Advertisement

Tears, Cheers, the Latest Research for Stutterers at O.C. Conference

Share
TIMES STAFF WRITER

What would be a simple speech for many was filled with landmines for Kevin Murphy, a gangly college student from Boise, Idaho.

“It seems like it was yesterday that I first sat in this workshop,” Murphy told a packed ballroom Friday afternoon--fighting through “seems” and “yesterday,” wrestling with “sat” and stumbling over “this.”

For once, there were no nasty snickers or uncomfortable stares when he spoke. Only warm smiles, on his face and nearly a hundred others.

Advertisement

Murphy joined nearly 500 others in Anaheim this weekend for the National Stuttering Assn.’s annual conference, a three-day gathering of parents, therapists and stutterers of every race and ethnicity seeking camaraderie, support and news on the latest research.

The highlight of each morning is the “open microphone,” when stutterers step before a packed house and mow down the granddaddy of all fears: public speaking.

“There are a lot of tears and cheers,” said Jim McClure, a public relations consultant from Chicago who has come to the conferences for more than a decade. “It’s just a real high to meet people just like you. They’ve been through it all; they have the same fears. You come here and realize--’Hey, I’m not crazy.’ ”

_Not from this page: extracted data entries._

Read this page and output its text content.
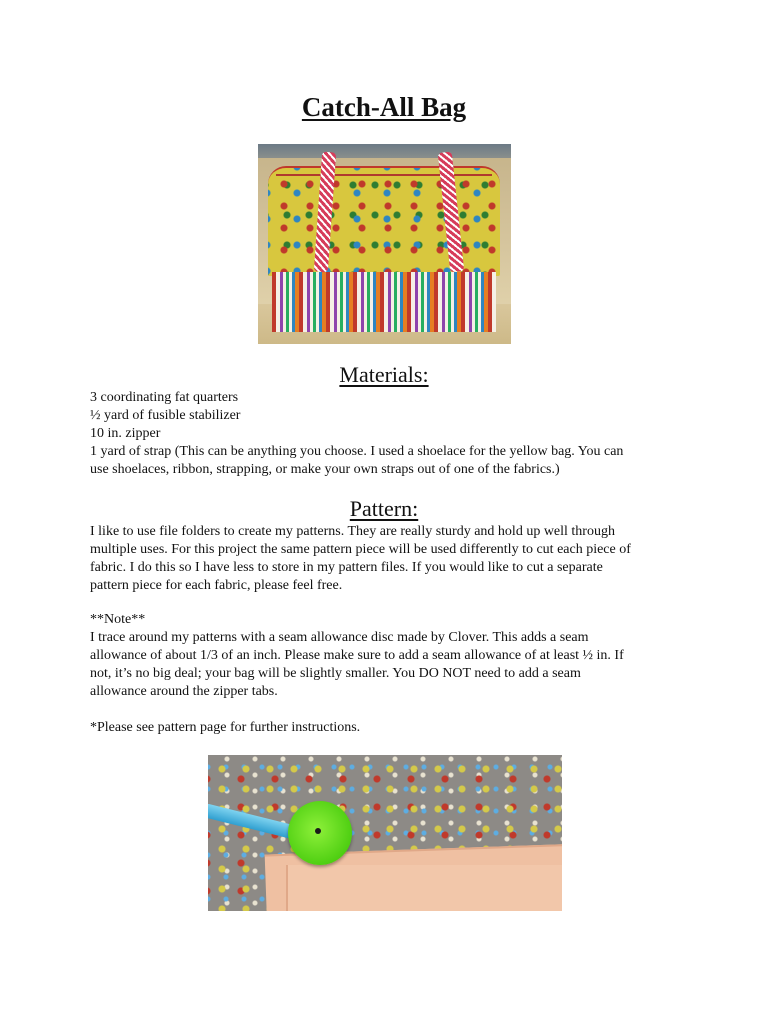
Catch-All Bag
Materials:
3 coordinating fat quarters
½ yard of fusible stabilizer
10 in. zipper
1 yard of strap (This can be anything you choose. I used a shoelace for the yellow bag. You can
use shoelaces, ribbon, strapping, or make your own straps out of one of the fabrics.)
Pattern:
I like to use file folders to create my patterns. They are really sturdy and hold up well through
multiple uses. For this project the same pattern piece will be used differently to cut each piece of
fabric. I do this so I have less to store in my pattern files. If you would like to cut a separate
pattern piece for each fabric, please feel free.
**Note**
I trace around my patterns with a seam allowance disc made by Clover. This adds a seam
allowance of about 1/3 of an inch. Please make sure to add a seam allowance of at least ½ in. If
not, it’s no big deal; your bag will be slightly smaller. You DO NOT need to add a seam
allowance around the zipper tabs.
*Please see pattern page for further instructions.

An estimated 1% of Americans stutter and, along with dealing with occasional tormentors and their own insecurities, many must overcome common misconceptions that stuttering is attributed to stupidity, nervousness or some mental disorder. Or worse.

“My mother was told by our pediatrician I stuttered because she stopped breastfeeding too soon,” said Annie Bradberry, the association’s executive director. “She walked around for years thinking that she was to blame.”

The association has been struggling to eradicate such speculation by educating the public, especially the medical community and the parents of children who stutter, Bradberry said.

Advertisement

It’s a difficult task because health care grants and federal funding for research and education are funneled toward disorders that are more common or better known. Insurance rarely covers the cost of speech therapy. Although therapy is provided in most public school systems, many of the therapists have no experience or training in stuttering, said Joe Donaher, coordinator of the stuttering program at Children’s Hospital of Philadelphia.

Researchers theorize that stuttering springs from multiple causes, ranging from brain chemistry to heredity to environmental factors.

“There is no 100%-agreed-upon cause for stuttering,” Donaher said. “There’s so much involved in speech--cognition, emotion--it can be disrupted in a variety of ways.”

The biggest danger is to ignore it, Donaher said.

“Even today we have pediatricians telling parents, don’t worry, the kid will grow out of it,” Donaher said. “Early intervention is critical. The longer you let a child struggle with it, the more involved it may become.”

People who stutter learn to cope by avoiding words that trip them up or skirting high-pressure situations, from simple telephone conversations to job interviews. Those bad habits become more and more difficult to untangle as stutterers grow into adulthood, he said.

When Stephanie Nicolai started at a new junior high school in Ontario, she begged her teachers not to call on her in class or force her to read aloud--at least until she had time to adjust. When other students became jealous, unaware she stuttered, she wrote a paper on her stuttering and read it aloud in English class.

Advertisement

“No one is perfect. This is just my imperfection,” said Stephanie, 13, who sports the braces and fashion of a typical teenager. “People used to tease me about it, but now most people understand I’m not doing it on purpose.”

Stephanie attended her first conference for people who stutter two years ago, and she said it was the first time she began to accept her affliction and not let it define her.

People nearly always begin stuttering between the ages of 2 and 4. About 60% of children outgrow it by puberty, suggesting an association with brain development. The disorder affects four times as many males as females.

Innovations in therapy and medicine are providing new hope.

At UC Irvine, psychiatry professor Dr. Gerald Maguire has been a pioneer in searching the brain for the sources of stuttering and in using drugs to control the disorder.

He performed the first brain scans on stutterers. They showed that when levels of the chemical dopamine were reduced through drug therapy, activity in a deep portion of the brain increased and stuttering decreased.

“Not to say this is the end-all in stuttering research,” Maguire said. “Not all treatments work for all people.... We need to look at a variety of approaches.”

Advertisement

That includes both medicine and speech therapy, and especially the two used together, he said.

The increased emphasis on stuttering therapy and research is a marked change from when Randy Hoover attended grammar school in the 1970s.

“Back then, I don’t think they knew what to do with us,” said Hoover, a mechanical engineer for Boeing who lives in Anaheim.

Hoover put off speech therapy for years until an incident at work. Working for Rockwell, he was talking to a vendor on the telephone when he got caught on the word “Rockwell,” causing a long silence. The vendor hung up on him.

He went to a speech therapist that month. In 1998, at a National Stuttering Assn. convention in Atlanta, Hoover appeared on CNN.

“It was cool. I stuttered. I didn’t care.”